TITLE:
Multi-Constrained QoS Opportunistic Routing by Optimal Power Tuning in Low Duty-Cycle WSNs
AUTHORS:
V. P. Jayachitra, G. Geetha, Durbaka Aishwarya
KEYWORDS:
Cross-Layer, Transmission Power Control, Latency Control, Energy Efficiency, Network Throughput, Multi-Hop Wireless Networks, Mission Critical Applications
JOURNAL NAME:
Circuits and Systems,
Vol.7 No.10,
August
12,
2016
ABSTRACT: Designing a
multi-constrained QoS (Quality of service) communication protocol for
mission-critical applications that seeks a path connecting source node and
destination node that satisfies multiple QoS constrains such as energy cost,
delay, and reliability imposes a great challenge in Wireless Sensor Networks
(WSNs).
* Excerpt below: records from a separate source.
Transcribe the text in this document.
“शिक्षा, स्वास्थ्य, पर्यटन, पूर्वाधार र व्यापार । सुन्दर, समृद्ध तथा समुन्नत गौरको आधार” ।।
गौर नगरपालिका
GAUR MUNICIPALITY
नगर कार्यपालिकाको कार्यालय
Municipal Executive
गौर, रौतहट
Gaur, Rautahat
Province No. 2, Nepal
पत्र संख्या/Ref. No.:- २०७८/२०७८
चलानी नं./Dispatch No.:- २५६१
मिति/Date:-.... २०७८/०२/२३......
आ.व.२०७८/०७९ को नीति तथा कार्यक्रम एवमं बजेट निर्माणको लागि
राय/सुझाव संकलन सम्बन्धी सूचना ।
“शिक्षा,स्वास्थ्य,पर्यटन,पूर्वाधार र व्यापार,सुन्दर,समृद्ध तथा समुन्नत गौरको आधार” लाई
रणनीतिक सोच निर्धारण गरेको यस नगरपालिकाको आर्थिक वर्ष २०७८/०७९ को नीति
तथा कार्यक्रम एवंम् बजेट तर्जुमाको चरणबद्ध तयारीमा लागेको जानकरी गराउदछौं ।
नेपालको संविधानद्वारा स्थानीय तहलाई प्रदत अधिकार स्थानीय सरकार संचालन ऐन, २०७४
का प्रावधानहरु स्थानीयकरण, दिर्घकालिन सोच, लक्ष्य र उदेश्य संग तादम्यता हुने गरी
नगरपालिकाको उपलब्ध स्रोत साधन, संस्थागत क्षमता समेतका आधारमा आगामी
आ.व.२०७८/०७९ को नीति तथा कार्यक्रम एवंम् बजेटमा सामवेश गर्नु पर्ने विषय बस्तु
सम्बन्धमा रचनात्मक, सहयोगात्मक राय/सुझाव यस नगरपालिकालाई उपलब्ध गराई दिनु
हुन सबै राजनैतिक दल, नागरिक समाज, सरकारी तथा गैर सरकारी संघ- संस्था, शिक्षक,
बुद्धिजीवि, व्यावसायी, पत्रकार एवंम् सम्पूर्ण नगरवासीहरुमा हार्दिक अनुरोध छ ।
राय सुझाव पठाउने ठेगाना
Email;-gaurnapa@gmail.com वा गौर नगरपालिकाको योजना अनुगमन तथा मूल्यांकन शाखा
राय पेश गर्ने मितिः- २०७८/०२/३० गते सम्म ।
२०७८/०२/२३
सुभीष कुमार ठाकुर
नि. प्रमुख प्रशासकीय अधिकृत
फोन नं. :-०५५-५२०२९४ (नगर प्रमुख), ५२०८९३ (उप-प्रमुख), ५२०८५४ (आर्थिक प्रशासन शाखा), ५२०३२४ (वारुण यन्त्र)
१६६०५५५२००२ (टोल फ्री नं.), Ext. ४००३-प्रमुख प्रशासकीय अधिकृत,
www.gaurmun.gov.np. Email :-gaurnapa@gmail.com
In such challenging dynamic environment, traditional routing and
layered infrastructure are inefficient and sometimes even infeasible. In recent
research works, the opportunistic routing paradigm which delays the forwarding
decision until reception of packets in forwarders by utilizing the broadcast
nature of the wireless medium has been exploited to overcome the limitations of
traditional routing. However, to guarantee the balance between the energy,
delay and reliability requires the refinement of opportunistic routing through
interaction between underlying layers known as cross-layer opportunistic
routing. Indeed, these schemes fail to achieve optimal performance and hence
require a new method to facilitate the adoption of the routing protocol to the
dynamic challenging environments. In this paper, we propose a universal
cross-layered opportunistic based communication protocol for WSNs for
guaranteeing the user set constraints on multi-constrained QoS in
low-duty-cycle WSN. Extensive simulation results show that the proposed work,
Multi-Constrained QoS Opportunistic routing by optimal Power Tuning (MOR-PT)
effectively achieves the feasible QoS trade-off constraints set by user by
jointly considering the power control and selection diversity over established
algorithms like DSF[1]andDTPC[2].